Hero was sleeping peacefully, her long black lashes lying like spiders on her cheeks. I did not want to wake her. I told myself she had had a torrid time at the Vara and needed her rest, but the real reason was that if I told her that I was going on a pilgrimage to honour the Virgin she would beg to come, tired or no, for Mary was her personal goddess now, her touchstone and mainsaint. She had gained from Claudio the virtue of … well, virtue.
My exit was a tricky business for I had to step carefully over Margherita, who slept curled on a mat by the door. I closed the door behind me soundlessly and tiptoed barefoot down the cool stone steps before putting on my soft leather slippers. The slippers were cross-gartered and took more time than I cared about to tie with my shaking hands. I thought at every minute that Orsola would find me on the stair, for Orsola was a tattle-tongue who minded everybody’s business but her own. I was not discovered, though, and let myself out of the gate from the painted courtyard into the chapel cloister. On a whim I crossed the little green court to the chapel and found Friar Francis at the tabernacle, readying the host for prime.
‘Lady Beatrice!’ he said. ‘You have risen early on this holy day.’

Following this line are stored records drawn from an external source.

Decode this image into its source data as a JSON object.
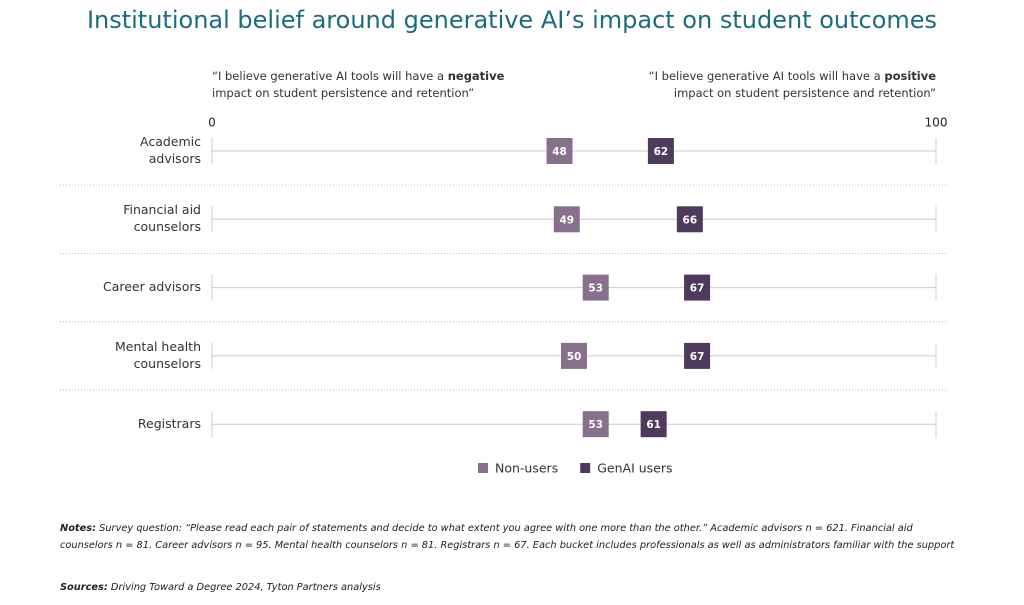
{
  "chart_data": {
    "type": "dot",
    "title": "Institutional belief around generative AI’s impact on student outcomes",
    "annotations": {
      "left": {
        "before": "“I believe generative AI tools will have a ",
        "bold": "negative",
        "after": " impact on student persistence and retention”"
      },
      "right": {
        "before": "“I believe generative AI tools will have a ",
        "bold": "positive",
        "after": " impact on student persistence and retention”"
      }
    },
    "categories": [
      "Academic advisors",
      "Financial aid counselors",
      "Career advisors",
      "Mental health counselors",
      "Registrars"
    ],
    "series": [
      {
        "name": "Non-users",
        "color": "#87708c",
        "values": [
          48,
          49,
          53,
          50,
          53
        ]
      },
      {
        "name": "GenAI users",
        "color": "#4e3a5a",
        "values": [
          62,
          66,
          67,
          67,
          61
        ]
      }
    ],
    "xlim": [
      0,
      100
    ],
    "xticks": [
      0,
      100
    ],
    "notes": {
      "label": "Notes:",
      "text": " Survey question: “Please read each pair of statements and decide to what extent you agree with one more than the other.” Academic advisors n = 621. Financial aid counselors n = 81. Career advisors n = 95. Mental health counselors n = 81. Registrars n = 67. Each bucket includes professionals as well as administrators familiar with the support"
    },
    "sources": {
      "label": "Sources:",
      "text": " Driving Toward a Degree 2024, Tyton Partners analysis"
    }
  }
}
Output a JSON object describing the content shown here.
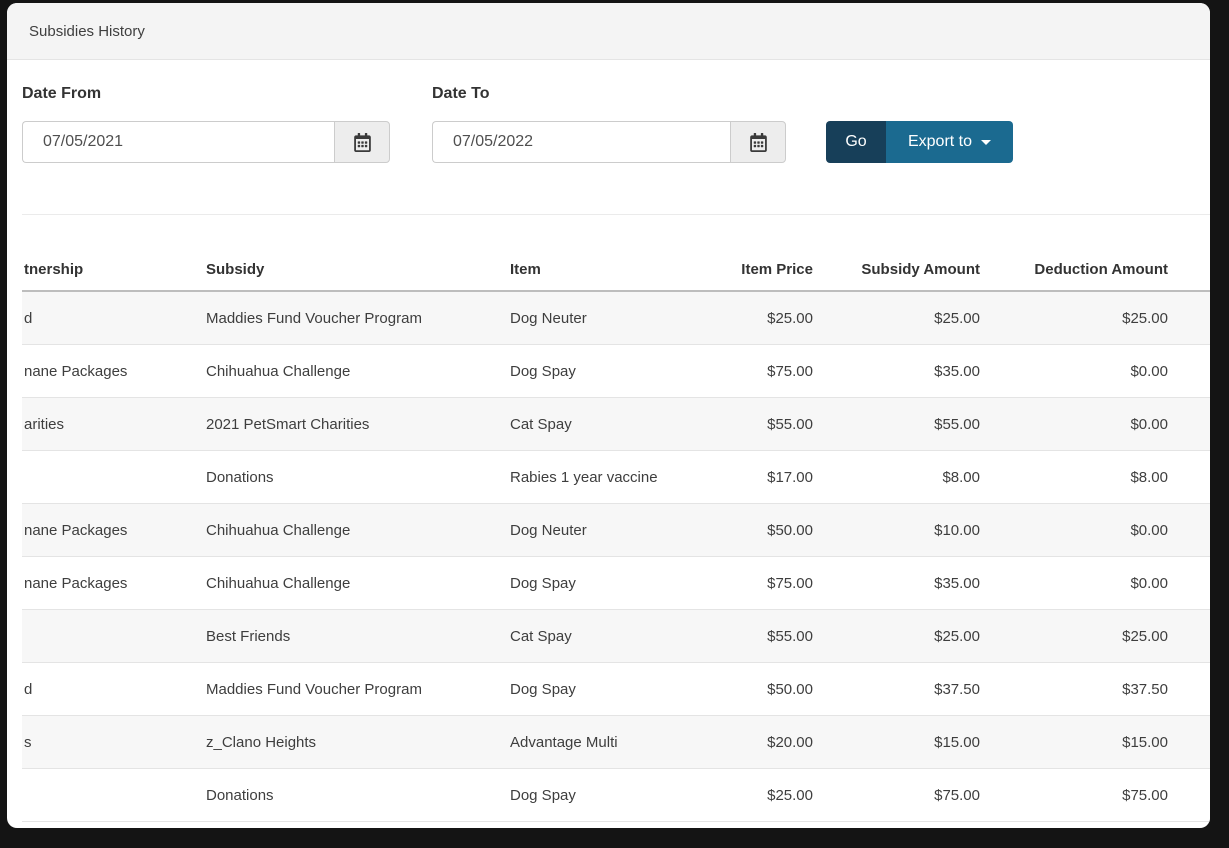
{
  "page": {
    "title": "Subsidies History"
  },
  "filters": {
    "date_from": {
      "label": "Date From",
      "value": "07/05/2021"
    },
    "date_to": {
      "label": "Date To",
      "value": "07/05/2022"
    },
    "go_button": "Go",
    "export_button": "Export to"
  },
  "colors": {
    "go_button_bg": "#173F59",
    "export_button_bg": "#1B6A90",
    "header_bar_bg": "#F4F4F4",
    "row_stripe_bg": "#F7F7F7",
    "frame_bg": "#141414"
  },
  "table": {
    "columns": [
      {
        "id": "partnership",
        "label": "tnership",
        "align": "left"
      },
      {
        "id": "subsidy",
        "label": "Subsidy",
        "align": "left"
      },
      {
        "id": "item",
        "label": "Item",
        "align": "left"
      },
      {
        "id": "item_price",
        "label": "Item Price",
        "align": "right"
      },
      {
        "id": "subsidy_amount",
        "label": "Subsidy Amount",
        "align": "right"
      },
      {
        "id": "deduction_amount",
        "label": "Deduction Amount",
        "align": "right"
      }
    ],
    "rows": [
      {
        "partnership": "d",
        "subsidy": "Maddies Fund Voucher Program",
        "item": "Dog Neuter",
        "item_price": "$25.00",
        "subsidy_amount": "$25.00",
        "deduction_amount": "$25.00"
      },
      {
        "partnership": "nane Packages",
        "subsidy": "Chihuahua Challenge",
        "item": "Dog Spay",
        "item_price": "$75.00",
        "subsidy_amount": "$35.00",
        "deduction_amount": "$0.00"
      },
      {
        "partnership": "arities",
        "subsidy": "2021 PetSmart Charities",
        "item": "Cat Spay",
        "item_price": "$55.00",
        "subsidy_amount": "$55.00",
        "deduction_amount": "$0.00"
      },
      {
        "partnership": "",
        "subsidy": "Donations",
        "item": "Rabies 1 year vaccine",
        "item_price": "$17.00",
        "subsidy_amount": "$8.00",
        "deduction_amount": "$8.00"
      },
      {
        "partnership": "nane Packages",
        "subsidy": "Chihuahua Challenge",
        "item": "Dog Neuter",
        "item_price": "$50.00",
        "subsidy_amount": "$10.00",
        "deduction_amount": "$0.00"
      },
      {
        "partnership": "nane Packages",
        "subsidy": "Chihuahua Challenge",
        "item": "Dog Spay",
        "item_price": "$75.00",
        "subsidy_amount": "$35.00",
        "deduction_amount": "$0.00"
      },
      {
        "partnership": "",
        "subsidy": "Best Friends",
        "item": "Cat Spay",
        "item_price": "$55.00",
        "subsidy_amount": "$25.00",
        "deduction_amount": "$25.00"
      },
      {
        "partnership": "d",
        "subsidy": "Maddies Fund Voucher Program",
        "item": "Dog Spay",
        "item_price": "$50.00",
        "subsidy_amount": "$37.50",
        "deduction_amount": "$37.50"
      },
      {
        "partnership": "s",
        "subsidy": "z_Clano Heights",
        "item": "Advantage Multi",
        "item_price": "$20.00",
        "subsidy_amount": "$15.00",
        "deduction_amount": "$15.00"
      },
      {
        "partnership": "",
        "subsidy": "Donations",
        "item": "Dog Spay",
        "item_price": "$25.00",
        "subsidy_amount": "$75.00",
        "deduction_amount": "$75.00"
      }
    ]
  }
}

I looked at him guiltily through my lashes. ‘I am spending the day at penance.’
He wiped his hands on his habit and came through the rood screen to regard me in the tinted light from the stained glass. ‘What penance?’ he said.
‘Oh, a local pilgrimage,’ I said airily. ‘Local women of good character have invited me to walk up the hill. It is a representation of Christ’s walk to Calvary.’